Khan Corporation has $20,000,000 of 10.5 percent, 20 year bonds dated June 1, with interest payment dates of May 31 and November 30. The company’s fiscal year ends December 31. It uses the effective interest method to amortize bond premiums or discounts (Round amounts to the nearest dollars).
1. Assume the bonds are issued at 103 on June 1 to yield an effective interest rate of 10.1 percent. Prepare journal entries for June 1, November 30, and December 31.
2. Assume the bonds are issued at 97 on June 1 to yield an effective interest rate of 10.9 percent. Prepare journal entries for June 1 and November 30 and December 31.
3. Assume the bonds are issued at face value plus accrued interest on August 1. Prepare journal entries for August 1, November 30 and December 31.
P3
Waxman Corporation issued bonds twice during 20x2. A summary of the transactions involving the bonds follows.
2002
Jan 1 Issued $6,000,000 of 9.9 percent ten-year bonds dated January 1, 20x2, with interest payable on June 30 and December 31. The bonds were sold at 102.6, resulting in an effective interest rate of 9.4 percent.

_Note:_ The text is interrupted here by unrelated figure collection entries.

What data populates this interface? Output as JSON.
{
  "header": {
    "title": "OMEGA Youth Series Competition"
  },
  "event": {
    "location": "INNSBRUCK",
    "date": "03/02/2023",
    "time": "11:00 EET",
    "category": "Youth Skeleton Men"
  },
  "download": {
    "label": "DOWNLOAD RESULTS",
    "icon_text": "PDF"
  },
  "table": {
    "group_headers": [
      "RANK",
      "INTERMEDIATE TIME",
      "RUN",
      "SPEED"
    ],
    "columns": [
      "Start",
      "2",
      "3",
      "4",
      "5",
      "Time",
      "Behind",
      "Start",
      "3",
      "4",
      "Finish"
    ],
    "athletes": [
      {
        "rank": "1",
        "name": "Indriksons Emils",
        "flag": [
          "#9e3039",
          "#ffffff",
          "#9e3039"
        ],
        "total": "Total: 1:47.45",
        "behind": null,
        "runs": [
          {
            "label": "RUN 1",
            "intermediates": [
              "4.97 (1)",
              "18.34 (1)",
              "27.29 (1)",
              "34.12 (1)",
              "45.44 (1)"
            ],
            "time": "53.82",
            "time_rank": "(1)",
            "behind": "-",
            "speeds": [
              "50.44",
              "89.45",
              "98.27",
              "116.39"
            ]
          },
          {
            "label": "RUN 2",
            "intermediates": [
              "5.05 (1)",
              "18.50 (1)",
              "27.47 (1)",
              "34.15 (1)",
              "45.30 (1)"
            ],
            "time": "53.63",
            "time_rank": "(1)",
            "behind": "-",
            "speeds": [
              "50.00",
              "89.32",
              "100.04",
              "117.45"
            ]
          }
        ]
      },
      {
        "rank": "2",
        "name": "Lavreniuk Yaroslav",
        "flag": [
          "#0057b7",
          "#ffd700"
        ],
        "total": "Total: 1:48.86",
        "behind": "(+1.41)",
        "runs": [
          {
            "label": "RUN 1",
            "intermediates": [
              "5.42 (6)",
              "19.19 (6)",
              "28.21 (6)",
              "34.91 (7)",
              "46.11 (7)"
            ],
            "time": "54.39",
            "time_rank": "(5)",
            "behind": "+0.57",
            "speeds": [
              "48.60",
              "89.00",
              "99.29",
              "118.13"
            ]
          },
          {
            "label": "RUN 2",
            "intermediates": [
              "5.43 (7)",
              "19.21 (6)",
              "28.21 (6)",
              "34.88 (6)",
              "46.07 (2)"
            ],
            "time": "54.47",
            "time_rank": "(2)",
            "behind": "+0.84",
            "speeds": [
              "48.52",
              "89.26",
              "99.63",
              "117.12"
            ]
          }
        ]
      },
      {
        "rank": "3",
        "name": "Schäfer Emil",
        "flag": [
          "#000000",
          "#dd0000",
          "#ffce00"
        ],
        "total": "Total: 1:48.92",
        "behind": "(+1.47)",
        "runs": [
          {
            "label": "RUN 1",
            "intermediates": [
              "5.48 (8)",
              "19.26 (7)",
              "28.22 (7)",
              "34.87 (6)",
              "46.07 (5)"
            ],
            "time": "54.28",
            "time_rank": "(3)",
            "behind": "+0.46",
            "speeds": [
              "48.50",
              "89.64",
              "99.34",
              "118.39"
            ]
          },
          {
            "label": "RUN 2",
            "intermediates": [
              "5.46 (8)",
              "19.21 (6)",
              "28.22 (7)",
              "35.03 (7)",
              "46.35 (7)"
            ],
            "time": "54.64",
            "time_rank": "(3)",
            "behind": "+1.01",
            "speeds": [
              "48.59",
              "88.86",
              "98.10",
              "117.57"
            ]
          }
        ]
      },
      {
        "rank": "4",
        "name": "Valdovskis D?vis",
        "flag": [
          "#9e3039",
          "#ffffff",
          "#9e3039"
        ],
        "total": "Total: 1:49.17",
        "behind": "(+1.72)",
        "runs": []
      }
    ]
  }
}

Mar 1 Issued $4,000,000 of 9.2 percent, ten-year bonds dated March 1, 2002, with interest payable March 1 and September 1. The bonds were sold at 98.2, resulting in an effective interest rate of 9.5 percent.
June 30 Paid semiannual interest on January 1 issue and amortized the premium, using the effective interest method.

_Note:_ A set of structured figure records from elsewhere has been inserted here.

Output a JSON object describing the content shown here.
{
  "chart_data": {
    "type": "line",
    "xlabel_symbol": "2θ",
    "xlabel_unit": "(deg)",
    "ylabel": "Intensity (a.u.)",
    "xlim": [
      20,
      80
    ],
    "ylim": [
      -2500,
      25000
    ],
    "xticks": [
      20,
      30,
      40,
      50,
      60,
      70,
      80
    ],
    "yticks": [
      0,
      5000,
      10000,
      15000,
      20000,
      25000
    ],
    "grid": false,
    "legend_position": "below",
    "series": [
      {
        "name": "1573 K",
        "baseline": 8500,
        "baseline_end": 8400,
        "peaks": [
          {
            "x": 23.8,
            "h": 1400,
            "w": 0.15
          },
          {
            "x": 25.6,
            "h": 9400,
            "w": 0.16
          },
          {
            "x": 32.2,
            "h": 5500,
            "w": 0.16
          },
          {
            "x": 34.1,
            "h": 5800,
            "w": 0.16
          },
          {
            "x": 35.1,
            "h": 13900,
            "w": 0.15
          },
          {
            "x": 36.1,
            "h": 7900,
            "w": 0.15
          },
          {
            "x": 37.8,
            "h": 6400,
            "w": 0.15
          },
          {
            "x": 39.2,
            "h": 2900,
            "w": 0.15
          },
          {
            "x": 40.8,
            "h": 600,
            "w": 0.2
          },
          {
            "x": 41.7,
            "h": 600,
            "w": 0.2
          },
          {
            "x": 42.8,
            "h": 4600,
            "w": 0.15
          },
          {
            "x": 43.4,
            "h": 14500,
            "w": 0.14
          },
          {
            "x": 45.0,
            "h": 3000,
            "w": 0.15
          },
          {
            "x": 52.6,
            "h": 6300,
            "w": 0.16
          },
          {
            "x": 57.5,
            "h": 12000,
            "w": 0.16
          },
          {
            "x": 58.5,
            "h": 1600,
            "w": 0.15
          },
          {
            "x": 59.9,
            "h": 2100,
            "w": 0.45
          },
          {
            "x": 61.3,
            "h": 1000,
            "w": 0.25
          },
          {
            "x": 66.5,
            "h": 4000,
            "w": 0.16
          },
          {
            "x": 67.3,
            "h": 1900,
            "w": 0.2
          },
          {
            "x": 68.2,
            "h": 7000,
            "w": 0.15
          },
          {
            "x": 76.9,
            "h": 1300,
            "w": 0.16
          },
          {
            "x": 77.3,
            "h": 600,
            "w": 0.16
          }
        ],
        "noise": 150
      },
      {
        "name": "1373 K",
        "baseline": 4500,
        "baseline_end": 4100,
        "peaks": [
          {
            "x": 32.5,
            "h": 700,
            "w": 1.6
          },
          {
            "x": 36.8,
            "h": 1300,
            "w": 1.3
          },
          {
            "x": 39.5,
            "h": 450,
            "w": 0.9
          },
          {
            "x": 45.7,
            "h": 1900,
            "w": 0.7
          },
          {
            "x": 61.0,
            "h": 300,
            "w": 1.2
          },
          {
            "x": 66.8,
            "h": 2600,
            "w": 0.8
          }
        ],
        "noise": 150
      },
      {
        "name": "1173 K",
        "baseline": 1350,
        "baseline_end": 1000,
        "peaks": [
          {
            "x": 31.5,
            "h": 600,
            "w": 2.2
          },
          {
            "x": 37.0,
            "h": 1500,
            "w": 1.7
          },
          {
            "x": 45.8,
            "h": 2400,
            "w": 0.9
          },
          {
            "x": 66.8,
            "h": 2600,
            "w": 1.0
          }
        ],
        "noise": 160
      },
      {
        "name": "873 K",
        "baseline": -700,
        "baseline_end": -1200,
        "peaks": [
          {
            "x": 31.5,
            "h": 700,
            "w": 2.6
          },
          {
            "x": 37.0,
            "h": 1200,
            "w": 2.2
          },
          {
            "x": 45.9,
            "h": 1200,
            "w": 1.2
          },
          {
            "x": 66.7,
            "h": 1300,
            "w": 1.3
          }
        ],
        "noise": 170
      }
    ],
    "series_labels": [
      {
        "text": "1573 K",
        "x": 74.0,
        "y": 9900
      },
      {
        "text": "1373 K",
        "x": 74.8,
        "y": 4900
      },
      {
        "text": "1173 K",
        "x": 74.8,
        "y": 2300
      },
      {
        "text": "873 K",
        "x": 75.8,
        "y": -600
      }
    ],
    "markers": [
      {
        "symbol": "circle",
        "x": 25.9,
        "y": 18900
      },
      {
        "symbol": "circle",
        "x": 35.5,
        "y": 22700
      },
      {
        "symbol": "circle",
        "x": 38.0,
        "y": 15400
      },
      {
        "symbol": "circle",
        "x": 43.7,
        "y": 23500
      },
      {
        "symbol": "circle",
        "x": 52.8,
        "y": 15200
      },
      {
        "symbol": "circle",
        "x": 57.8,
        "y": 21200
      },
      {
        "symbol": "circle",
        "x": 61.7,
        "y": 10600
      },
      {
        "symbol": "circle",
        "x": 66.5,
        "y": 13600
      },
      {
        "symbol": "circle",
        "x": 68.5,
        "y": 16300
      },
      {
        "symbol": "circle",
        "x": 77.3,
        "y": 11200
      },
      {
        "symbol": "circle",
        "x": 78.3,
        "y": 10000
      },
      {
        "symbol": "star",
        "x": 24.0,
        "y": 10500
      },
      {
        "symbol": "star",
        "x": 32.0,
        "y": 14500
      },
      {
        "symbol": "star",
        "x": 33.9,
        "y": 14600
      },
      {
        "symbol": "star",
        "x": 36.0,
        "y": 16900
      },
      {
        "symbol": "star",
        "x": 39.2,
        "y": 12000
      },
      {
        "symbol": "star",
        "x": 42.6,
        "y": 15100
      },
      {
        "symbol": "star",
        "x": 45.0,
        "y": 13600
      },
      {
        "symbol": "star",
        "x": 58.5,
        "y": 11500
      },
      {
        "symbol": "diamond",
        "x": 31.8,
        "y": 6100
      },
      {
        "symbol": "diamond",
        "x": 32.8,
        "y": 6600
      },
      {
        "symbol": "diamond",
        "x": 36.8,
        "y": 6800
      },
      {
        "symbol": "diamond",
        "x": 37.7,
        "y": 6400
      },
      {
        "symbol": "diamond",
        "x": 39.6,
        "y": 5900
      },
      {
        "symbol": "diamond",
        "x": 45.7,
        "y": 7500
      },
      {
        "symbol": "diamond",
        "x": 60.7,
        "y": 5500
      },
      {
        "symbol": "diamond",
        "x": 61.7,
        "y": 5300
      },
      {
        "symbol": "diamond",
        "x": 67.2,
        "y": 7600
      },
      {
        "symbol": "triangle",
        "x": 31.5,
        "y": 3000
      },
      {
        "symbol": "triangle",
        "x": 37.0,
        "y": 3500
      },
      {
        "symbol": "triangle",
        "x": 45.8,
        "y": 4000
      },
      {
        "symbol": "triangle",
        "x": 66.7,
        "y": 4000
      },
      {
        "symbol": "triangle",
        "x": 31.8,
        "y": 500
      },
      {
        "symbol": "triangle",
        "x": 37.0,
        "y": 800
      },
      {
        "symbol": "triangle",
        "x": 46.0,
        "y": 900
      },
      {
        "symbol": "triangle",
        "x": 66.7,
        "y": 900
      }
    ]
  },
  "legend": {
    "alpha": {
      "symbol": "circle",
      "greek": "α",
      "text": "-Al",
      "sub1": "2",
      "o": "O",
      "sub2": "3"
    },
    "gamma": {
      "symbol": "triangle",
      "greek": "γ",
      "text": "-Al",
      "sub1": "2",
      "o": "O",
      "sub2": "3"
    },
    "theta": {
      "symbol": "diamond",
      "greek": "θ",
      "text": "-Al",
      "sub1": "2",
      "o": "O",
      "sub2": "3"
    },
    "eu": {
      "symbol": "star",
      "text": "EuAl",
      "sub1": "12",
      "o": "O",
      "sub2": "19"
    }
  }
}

Sept 1 Paid semiannual interest on the March 1 issue and amortized the premium, using the effective interest method.
Dec 31 Paid semiannual interest on the January 1 issue and amortized the premium, using the effective interest method.
31 Made an end-of-year adjusting entry to accrue interest on the March 1 issue and to amortize two-thirds of the discount to the second interest period.